Magnetic Quenching of Spark Gaps
From: Greg Leyh[SMTP:lod-at-pacbell-dot-net]
Sent: Sunday, September 21, 1997 5:58 AM
To: Tesla List
Subject: Re: Magnetic Quenching of Spark Gaps
Tim Raney wrote:
> Magnetic quenching was (and is) used to "blow out" DC arcs in heavy-duty
> switches used to switch inductive loads. Same principle with the spark gap
> in the Tesla coil tank circuit. Tesla used this method in his work (Tesla,
> 1894) and details are available in the older electrical engineering texts.

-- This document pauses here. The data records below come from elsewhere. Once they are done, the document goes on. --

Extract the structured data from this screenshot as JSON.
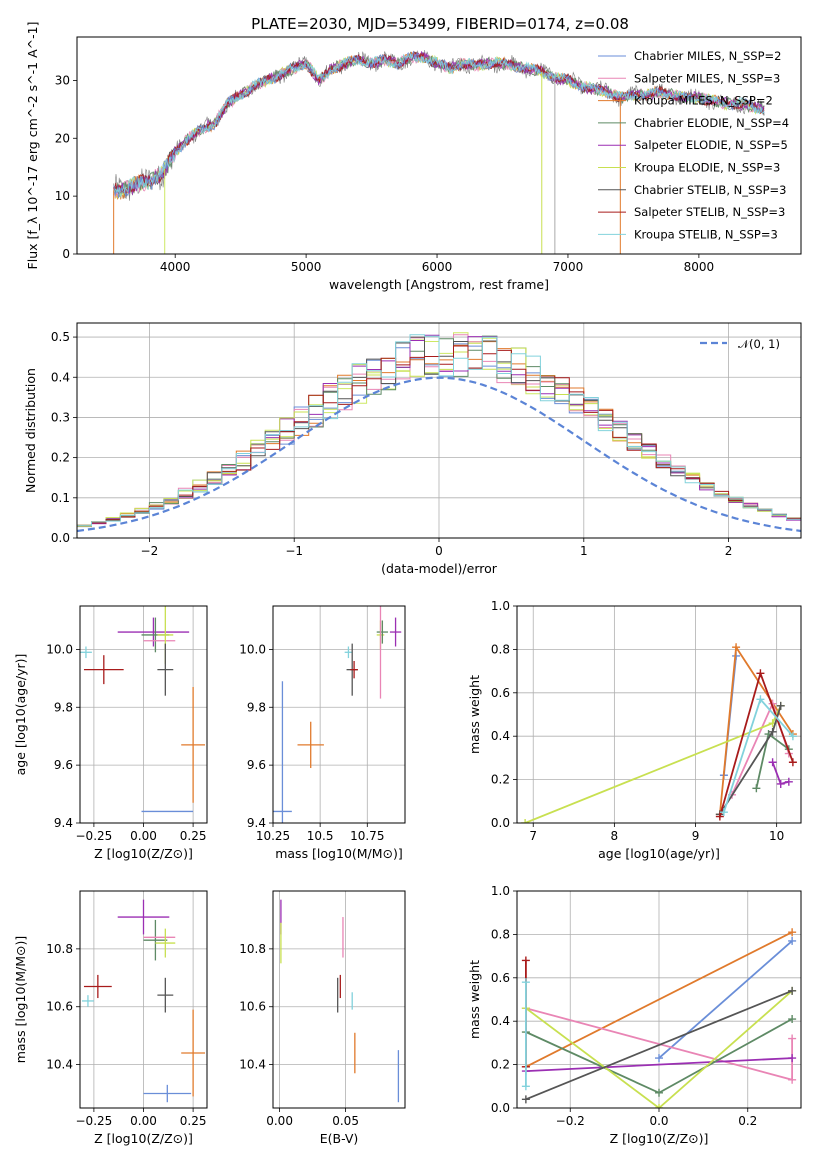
{
  "title": "PLATE=2030, MJD=53499, FIBERID=0174, z=0.08",
  "model_colors": [
    "#6a8ed8",
    "#e07a2c",
    "#cde864",
    "#e985b5",
    "#5e8a65",
    "#9b2fb3",
    "#c8e050",
    "#555555",
    "#a81b1b",
    "#82d2dc"
  ],
  "chart_data": [
    {
      "id": "spectrum",
      "type": "line",
      "xlabel": "wavelength [Angstrom, rest frame]",
      "ylabel": "Flux [f_λ 10^-17 erg cm^-2 s^-1 A^-1]",
      "xlim": [
        3250,
        8780
      ],
      "ylim": [
        0,
        37.5
      ],
      "xticks": [
        4000,
        5000,
        6000,
        7000,
        8000
      ],
      "yticks": [
        0,
        10,
        20,
        30
      ],
      "legend_position": "top-right",
      "legend": [
        {
          "name": "Chabrier MILES, N_SSP=2",
          "color": "#6a8ed8"
        },
        {
          "name": "Salpeter MILES, N_SSP=3",
          "color": "#e985b5"
        },
        {
          "name": "Kroupa MILES, N_SSP=2",
          "color": "#e07a2c"
        },
        {
          "name": "Chabrier ELODIE, N_SSP=4",
          "color": "#5e8a65"
        },
        {
          "name": "Salpeter ELODIE, N_SSP=5",
          "color": "#9b2fb3"
        },
        {
          "name": "Kroupa ELODIE, N_SSP=3",
          "color": "#c8e050"
        },
        {
          "name": "Chabrier STELIB, N_SSP=3",
          "color": "#555555"
        },
        {
          "name": "Salpeter STELIB, N_SSP=3",
          "color": "#a81b1b"
        },
        {
          "name": "Kroupa STELIB, N_SSP=3",
          "color": "#82d2dc"
        }
      ],
      "continuum": {
        "x": [
          3530,
          3600,
          3700,
          3800,
          3900,
          4000,
          4100,
          4200,
          4300,
          4400,
          4500,
          4600,
          4700,
          4800,
          4900,
          5000,
          5100,
          5200,
          5300,
          5400,
          5500,
          5600,
          5700,
          5800,
          5900,
          6000,
          6100,
          6200,
          6300,
          6400,
          6500,
          6600,
          6700,
          6800,
          6900,
          7000,
          7100,
          7200,
          7300,
          7400,
          7500,
          7600,
          7700,
          7800,
          7900,
          8000,
          8100,
          8200,
          8300,
          8400,
          8500
        ],
        "y": [
          11,
          11,
          12,
          12.5,
          14,
          17.5,
          20,
          21.5,
          22.5,
          26,
          27.5,
          29,
          30,
          31,
          32,
          33,
          30,
          32,
          33,
          33.5,
          33,
          33.5,
          33,
          34,
          34,
          33,
          32,
          33,
          32.5,
          33,
          33,
          32.5,
          32,
          31.5,
          30.5,
          30,
          29,
          28.5,
          28,
          27,
          27.5,
          27.5,
          28,
          27.5,
          27,
          27,
          26.5,
          26,
          26,
          25.5,
          25
        ]
      },
      "vertical_lines": [
        {
          "x": 3530,
          "color": "#e07a2c"
        },
        {
          "x": 3920,
          "color": "#cde864"
        },
        {
          "x": 6800,
          "color": "#c8e050"
        },
        {
          "x": 6900,
          "color": "#aaaaaa"
        },
        {
          "x": 7400,
          "color": "#e07a2c"
        }
      ]
    },
    {
      "id": "residuals",
      "type": "histogram",
      "xlabel": "(data-model)/error",
      "ylabel": "Normed distribution",
      "xlim": [
        -2.5,
        2.5
      ],
      "ylim": [
        0,
        0.535
      ],
      "xticks": [
        -2,
        -1,
        0,
        1,
        2
      ],
      "yticks": [
        0.0,
        0.1,
        0.2,
        0.3,
        0.4,
        0.5
      ],
      "grid": true,
      "legend_position": "top-right",
      "reference_curve": {
        "name": "𝒩(0, 1)",
        "color": "#5b84d6",
        "mean": 0,
        "sigma": 1
      },
      "bin_width": 0.1
    },
    {
      "id": "age_vs_Z",
      "type": "errorbar",
      "xlabel": "Z [log10(Z/Z⊙)]",
      "ylabel": "age [log10(age/yr)]",
      "xlim": [
        -0.32,
        0.32
      ],
      "ylim": [
        9.4,
        10.15
      ],
      "xticks": [
        -0.25,
        0.0,
        0.25
      ],
      "xtick_labels": [
        "−0.25",
        "0.00",
        "0.25"
      ],
      "yticks": [
        9.4,
        9.6,
        9.8,
        10.0
      ],
      "grid": true,
      "points": [
        {
          "x": 0.12,
          "y": 9.44,
          "xerr": 0.13,
          "yerr": 0.0,
          "color": "#6a8ed8"
        },
        {
          "x": 0.25,
          "y": 9.67,
          "xerr": 0.06,
          "yerr": 0.2,
          "color": "#e07a2c"
        },
        {
          "x": 0.05,
          "y": 10.06,
          "xerr": 0.18,
          "yerr": 0.05,
          "color": "#9b2fb3"
        },
        {
          "x": 0.06,
          "y": 10.05,
          "xerr": 0.07,
          "yerr": 0.06,
          "color": "#5e8a65"
        },
        {
          "x": 0.08,
          "y": 10.03,
          "xerr": 0.08,
          "yerr": 0.0,
          "color": "#e985b5"
        },
        {
          "x": 0.11,
          "y": 10.05,
          "xerr": 0.04,
          "yerr": 0.1,
          "color": "#c8e050"
        },
        {
          "x": 0.11,
          "y": 9.93,
          "xerr": 0.04,
          "yerr": 0.09,
          "color": "#555555"
        },
        {
          "x": -0.2,
          "y": 9.93,
          "xerr": 0.1,
          "yerr": 0.05,
          "color": "#a81b1b"
        },
        {
          "x": -0.29,
          "y": 9.99,
          "xerr": 0.03,
          "yerr": 0.02,
          "color": "#82d2dc"
        }
      ]
    },
    {
      "id": "age_vs_mass",
      "type": "errorbar",
      "xlabel": "mass [log10(M/M⊙)]",
      "xlim": [
        10.25,
        10.95
      ],
      "ylim": [
        9.4,
        10.15
      ],
      "xticks": [
        10.25,
        10.5,
        10.75
      ],
      "yticks": [
        9.4,
        9.6,
        9.8,
        10.0
      ],
      "grid": true,
      "points": [
        {
          "x": 10.3,
          "y": 9.44,
          "xerr": 0.05,
          "yerr": 0.45,
          "color": "#6a8ed8"
        },
        {
          "x": 10.45,
          "y": 9.67,
          "xerr": 0.07,
          "yerr": 0.08,
          "color": "#e07a2c"
        },
        {
          "x": 10.65,
          "y": 9.99,
          "xerr": 0.02,
          "yerr": 0.02,
          "color": "#82d2dc"
        },
        {
          "x": 10.67,
          "y": 9.93,
          "xerr": 0.03,
          "yerr": 0.09,
          "color": "#555555"
        },
        {
          "x": 10.68,
          "y": 9.93,
          "xerr": 0.02,
          "yerr": 0.03,
          "color": "#a81b1b"
        },
        {
          "x": 10.82,
          "y": 10.05,
          "xerr": 0.02,
          "yerr": 0.05,
          "color": "#c8e050"
        },
        {
          "x": 10.83,
          "y": 10.06,
          "xerr": 0.03,
          "yerr": 0.04,
          "color": "#5e8a65"
        },
        {
          "x": 10.82,
          "y": 10.03,
          "xerr": 0.0,
          "yerr": 0.2,
          "color": "#e985b5"
        },
        {
          "x": 10.9,
          "y": 10.06,
          "xerr": 0.03,
          "yerr": 0.05,
          "color": "#9b2fb3"
        }
      ]
    },
    {
      "id": "weight_vs_age",
      "type": "line",
      "xlabel": "age [log10(age/yr)]",
      "ylabel": "mass weight",
      "xlim": [
        6.8,
        10.3
      ],
      "ylim": [
        0,
        1.0
      ],
      "xticks": [
        7,
        8,
        9,
        10
      ],
      "yticks": [
        0.0,
        0.2,
        0.4,
        0.6,
        0.8,
        1.0
      ],
      "grid": true,
      "series": [
        {
          "color": "#6a8ed8",
          "x": [
            9.35,
            9.5
          ],
          "y": [
            0.22,
            0.77
          ]
        },
        {
          "color": "#e07a2c",
          "x": [
            9.3,
            9.5,
            10.2
          ],
          "y": [
            0.04,
            0.81,
            0.41
          ]
        },
        {
          "color": "#e985b5",
          "x": [
            9.45,
            9.95,
            10.15
          ],
          "y": [
            0.13,
            0.55,
            0.32
          ]
        },
        {
          "color": "#5e8a65",
          "x": [
            9.75,
            9.9,
            10.15
          ],
          "y": [
            0.16,
            0.41,
            0.34
          ]
        },
        {
          "color": "#9b2fb3",
          "x": [
            9.95,
            10.05,
            10.15
          ],
          "y": [
            0.28,
            0.18,
            0.19
          ]
        },
        {
          "color": "#c8e050",
          "x": [
            6.9,
            9.95,
            10.05
          ],
          "y": [
            0.0,
            0.46,
            0.54
          ]
        },
        {
          "color": "#555555",
          "x": [
            9.3,
            9.95,
            10.05
          ],
          "y": [
            0.04,
            0.42,
            0.54
          ]
        },
        {
          "color": "#a81b1b",
          "x": [
            9.3,
            9.8,
            10.2
          ],
          "y": [
            0.03,
            0.69,
            0.28
          ]
        },
        {
          "color": "#82d2dc",
          "x": [
            9.35,
            9.8,
            10.2
          ],
          "y": [
            0.05,
            0.57,
            0.4
          ]
        }
      ]
    },
    {
      "id": "mass_vs_Z",
      "type": "errorbar",
      "xlabel": "Z [log10(Z/Z⊙)]",
      "ylabel": "mass [log10(M/M⊙)]",
      "xlim": [
        -0.32,
        0.32
      ],
      "ylim": [
        10.25,
        11.0
      ],
      "xticks": [
        -0.25,
        0.0,
        0.25
      ],
      "xtick_labels": [
        "−0.25",
        "0.00",
        "0.25"
      ],
      "yticks": [
        10.4,
        10.6,
        10.8
      ],
      "grid": true,
      "points": [
        {
          "x": 0.12,
          "y": 10.3,
          "xerr": 0.12,
          "yerr": 0.03,
          "color": "#6a8ed8"
        },
        {
          "x": 0.25,
          "y": 10.44,
          "xerr": 0.06,
          "yerr": 0.15,
          "color": "#e07a2c"
        },
        {
          "x": 0.0,
          "y": 10.91,
          "xerr": 0.13,
          "yerr": 0.06,
          "color": "#9b2fb3"
        },
        {
          "x": 0.06,
          "y": 10.83,
          "xerr": 0.06,
          "yerr": 0.07,
          "color": "#5e8a65"
        },
        {
          "x": 0.08,
          "y": 10.84,
          "xerr": 0.08,
          "yerr": 0.0,
          "color": "#e985b5"
        },
        {
          "x": 0.11,
          "y": 10.82,
          "xerr": 0.05,
          "yerr": 0.05,
          "color": "#c8e050"
        },
        {
          "x": 0.11,
          "y": 10.64,
          "xerr": 0.04,
          "yerr": 0.06,
          "color": "#555555"
        },
        {
          "x": -0.23,
          "y": 10.67,
          "xerr": 0.07,
          "yerr": 0.04,
          "color": "#a81b1b"
        },
        {
          "x": -0.28,
          "y": 10.62,
          "xerr": 0.03,
          "yerr": 0.02,
          "color": "#82d2dc"
        }
      ]
    },
    {
      "id": "mass_vs_EBV",
      "type": "errorbar",
      "xlabel": "E(B-V)",
      "xlim": [
        -0.005,
        0.095
      ],
      "ylim": [
        10.25,
        11.0
      ],
      "xticks": [
        0.0,
        0.05
      ],
      "xtick_labels": [
        "0.00",
        "0.05"
      ],
      "yticks": [
        10.4,
        10.6,
        10.8
      ],
      "grid": true,
      "points": [
        {
          "x": 0.001,
          "y": 10.91,
          "xerr": 0,
          "yerr": 0.06,
          "color": "#9b2fb3"
        },
        {
          "x": 0.001,
          "y": 10.82,
          "xerr": 0,
          "yerr": 0.07,
          "color": "#c8e050"
        },
        {
          "x": 0.044,
          "y": 10.64,
          "xerr": 0,
          "yerr": 0.06,
          "color": "#555555"
        },
        {
          "x": 0.046,
          "y": 10.67,
          "xerr": 0,
          "yerr": 0.04,
          "color": "#a81b1b"
        },
        {
          "x": 0.048,
          "y": 10.84,
          "xerr": 0,
          "yerr": 0.07,
          "color": "#e985b5"
        },
        {
          "x": 0.055,
          "y": 10.62,
          "xerr": 0,
          "yerr": 0.03,
          "color": "#82d2dc"
        },
        {
          "x": 0.057,
          "y": 10.44,
          "xerr": 0,
          "yerr": 0.07,
          "color": "#e07a2c"
        },
        {
          "x": 0.09,
          "y": 10.36,
          "xerr": 0,
          "yerr": 0.09,
          "color": "#6a8ed8"
        }
      ]
    },
    {
      "id": "weight_vs_Z",
      "type": "line",
      "xlabel": "Z [log10(Z/Z⊙)]",
      "ylabel": "mass weight",
      "xlim": [
        -0.32,
        0.32
      ],
      "ylim": [
        0,
        1.0
      ],
      "xticks": [
        -0.2,
        0.0,
        0.2
      ],
      "xtick_labels": [
        "−0.2",
        "0.0",
        "0.2"
      ],
      "yticks": [
        0.0,
        0.2,
        0.4,
        0.6,
        0.8,
        1.0
      ],
      "grid": true,
      "series": [
        {
          "color": "#6a8ed8",
          "x": [
            0.0,
            0.3
          ],
          "y": [
            0.23,
            0.77
          ]
        },
        {
          "color": "#e07a2c",
          "x": [
            -0.3,
            0.3
          ],
          "y": [
            0.19,
            0.81
          ]
        },
        {
          "color": "#e985b5",
          "x": [
            -0.3,
            0.3,
            0.3
          ],
          "y": [
            0.46,
            0.13,
            0.32
          ]
        },
        {
          "color": "#9b2fb3",
          "x": [
            -0.3,
            0.3
          ],
          "y": [
            0.17,
            0.23
          ]
        },
        {
          "color": "#5e8a65",
          "x": [
            -0.3,
            0.0,
            0.3
          ],
          "y": [
            0.35,
            0.07,
            0.41
          ]
        },
        {
          "color": "#c8e050",
          "x": [
            -0.3,
            0.0,
            0.3
          ],
          "y": [
            0.46,
            0.0,
            0.54
          ]
        },
        {
          "color": "#555555",
          "x": [
            -0.3,
            0.3
          ],
          "y": [
            0.04,
            0.54
          ]
        },
        {
          "color": "#a81b1b",
          "x": [
            -0.3,
            -0.3
          ],
          "y": [
            0.19,
            0.68
          ]
        },
        {
          "color": "#82d2dc",
          "x": [
            -0.3,
            -0.3
          ],
          "y": [
            0.1,
            0.58
          ]
        }
      ]
    }
  ]
}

But isn't the desired mode of quenching _very_ different for circuit breakers
and rotary gaps?
In a CB, the objective is to _immediately_ quench any arc as soon as it forms,
in order to reduce the pitting of the electrodes.
A stationary magnetic field around the arc is suitable for this, since the free
ions and electrons are rapidly moving, and F = qvB will tend to scatter them.
But in a TC rotary, the goal is to provide an undisturbed, low impedance path
for the primary current _during the entire 1st beat envelope_, and then somehow
clear the lingering free electrons and ions afterward, before the 2nd beat
envelope can develop an EMF across the gap.
Since the lingering free electrons and ions after the envelope have little net
velocity, it would seem that a DC or permanent magnetic field could not provide
significant clearing action, and would only serve to disturb the arc during the
1st beat envelope, when high currents are present.
Therefore, if magnetic quenching in a TC rotary is to be effective, the magnetic
field must be pulsed, either by permanent magnets that ride on the rotor, or by
a pulsed, off-axis electromagnet surrounding the gap area.
> For magnetic quenching to be effective, the magnetic field must be
> perpendicular to the spark gap axis.
This is true for clearing a high current arc. However, in order to clear a
relatively stationary cloud of charged particles from the gap area, the axis
of the pulsed solenoid should be parallel to, but offset from, the axis of
the gap electrodes. This arrangement would send the offending particles on
a trajectory 90 degrees from the gap axis.
> I think there is more work to do along these lines.